L’évolution des responsabilités
Pendant des décennies après la guerre, l’Allemagne a été considérée comme seule responsable, une position officialisée dans le traité de Versailles en 1919. Cependant, au fil du temps, les historiens ont adopté une approche plus nuancée, impliquant l’ensemble des grandes puissances. Anderson s’inscrit dans cette perspective élargie, mettant l’accent sur les causes systémiques de la guerre, au-delà de la crise de juillet 1914. Il explique notamment l’effondrement du Concert européen, instauré en 1815 pour éviter les conflits majeurs, et l’essor des ambitions impérialistes, particulièrement après 1885.
Les six historiens et leurs perspectives
L’exploration d’Anderson des travaux de six historiens met en lumière la complexité et la diversité des interprétations sur les origines de la guerre. Voici un aperçu de son approche :
- Pierre Renouvin : Historien français et ancien combattant mutilé, Renouvin défendait fermement la culpabilité de l’Allemagne, fondée sur ses décisions en 1914. Anderson le compare à des contemporains comme Sidney Fay, qui plaidaient pour une responsabilité partagée et des défaillances systémiques.
- Luigi Albertini : Connu pour son étude exhaustive en trois volumes sur la crise de juillet 1914, Albertini fournit également des analyses sur les bouleversements politiques en Italie. Anderson critique son conservatisme, mais analyse peu son travail sur les origines de la guerre.
- Fritz Fischer : Dans les années 1960, Fischer relança le débat sur la culpabilité allemande en mettant en lumière les ambitions expansionnistes de l’Allemagne. Anderson reconnaît l’utilisation sélective des preuves par Fischer, mais loue son rôle dans les réformes libérales de l’après-guerre en Allemagne.
- Keith Wilson : Anderson présente Wilson comme un érudit brillant mais sous-estimé, dont les travaux se concentrent sur la diplomatie britannique. Cependant, ses contributions manquent d’un argument unificateur, rendant son chapitre quelque peu décousu.
- Christopher Clark : Dans The Sleepwalkers, Clark déplace le focus de l’Allemagne vers l’Autriche-Hongrie et les Balkans, explorant les décisions chaotiques menant à la guerre. Anderson analyse également d’autres ouvrages de Clark, ajoutant des couches de complexité à son interprétation.

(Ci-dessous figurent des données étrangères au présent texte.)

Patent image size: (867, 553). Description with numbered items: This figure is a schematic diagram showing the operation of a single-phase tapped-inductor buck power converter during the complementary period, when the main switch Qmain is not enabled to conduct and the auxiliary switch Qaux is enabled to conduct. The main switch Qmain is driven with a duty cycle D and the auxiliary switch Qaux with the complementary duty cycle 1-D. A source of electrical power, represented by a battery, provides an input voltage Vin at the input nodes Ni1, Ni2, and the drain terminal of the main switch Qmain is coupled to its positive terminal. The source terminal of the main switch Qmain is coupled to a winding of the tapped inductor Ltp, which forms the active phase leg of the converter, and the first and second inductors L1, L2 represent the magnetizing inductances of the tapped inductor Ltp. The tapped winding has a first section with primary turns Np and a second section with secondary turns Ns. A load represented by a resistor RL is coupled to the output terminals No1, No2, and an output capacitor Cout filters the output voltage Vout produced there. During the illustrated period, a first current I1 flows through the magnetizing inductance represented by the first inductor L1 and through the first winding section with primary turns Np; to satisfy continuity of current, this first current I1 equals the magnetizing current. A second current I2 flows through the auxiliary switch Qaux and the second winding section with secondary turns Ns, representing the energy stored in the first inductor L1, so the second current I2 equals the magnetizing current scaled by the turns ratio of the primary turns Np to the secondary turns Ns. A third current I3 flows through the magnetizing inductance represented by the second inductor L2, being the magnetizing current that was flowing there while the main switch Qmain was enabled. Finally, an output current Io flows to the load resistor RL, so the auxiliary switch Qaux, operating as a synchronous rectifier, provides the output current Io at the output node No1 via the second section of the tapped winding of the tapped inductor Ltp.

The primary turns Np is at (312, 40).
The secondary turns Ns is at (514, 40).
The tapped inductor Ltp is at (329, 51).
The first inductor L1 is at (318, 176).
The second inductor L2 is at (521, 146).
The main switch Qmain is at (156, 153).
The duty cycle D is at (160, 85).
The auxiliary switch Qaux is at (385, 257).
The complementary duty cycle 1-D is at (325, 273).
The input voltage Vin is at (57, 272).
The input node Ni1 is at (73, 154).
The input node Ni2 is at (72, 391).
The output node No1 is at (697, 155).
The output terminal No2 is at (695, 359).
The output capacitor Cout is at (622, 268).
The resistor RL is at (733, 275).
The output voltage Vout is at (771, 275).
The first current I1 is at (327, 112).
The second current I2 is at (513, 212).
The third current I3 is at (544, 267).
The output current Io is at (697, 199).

- Paul Schroeder : Probablement l’historien dont les idées s’alignent le mieux avec celles d’Anderson. Schroeder relie les origines de la guerre à l’effondrement du Concert européen. Son œuvre critique également les parallèles modernes, y compris la politique étrangère américaine après le 11 septembre.
Les absences et lacunes
Malgré la diversité des choix d’Anderson, certaines voix essentielles manquent à l’appel. Samuel Williamson, par exemple, dont les travaux sur l’Autriche-Hongrie ont considérablement influencé la compréhension moderne des origines de la guerre, est absent. Ses recherches mettent en lumière le rôle clé des insécurités autrichiennes dans les Balkans, un point qui aurait enrichi l’analyse systémique d’Anderson.
Un débat toujours actuel
Anderson conclut en soulignant que le débat sur les origines de la Grande Guerre reste fragmenté. Les historiens et les théoriciens des relations internationales abordent encore ce sujet sous des angles différents. La thèse de Fischer continue de dominer certains cercles académiques, témoignant de la complexité de cet événement monumental.
Conclusion
Disputing Disaster est une lecture dense et intellectuellement enrichissante, particulièrement pour ceux qui maîtrisent déjà l’historiographie de la Première Guerre mondiale. L’engagement d’Anderson envers les causes systémiques et ses critiques des historiens étudiés offrent des perspectives précieuses. Cependant, le livre s’adresse surtout à un public averti. Les nouveaux lecteurs pourraient trouver difficile l’absence de contexte clair sur le déclenchement de la guerre.
En revisitant les causes de la Première Guerre mondiale, Anderson n’offre pas de réponses définitives. Il invite plutôt ses lecteurs à se confronter aux ambiguïtés persistantes de l’Histoire – un hommage approprié à un débat qui refuse de se clore.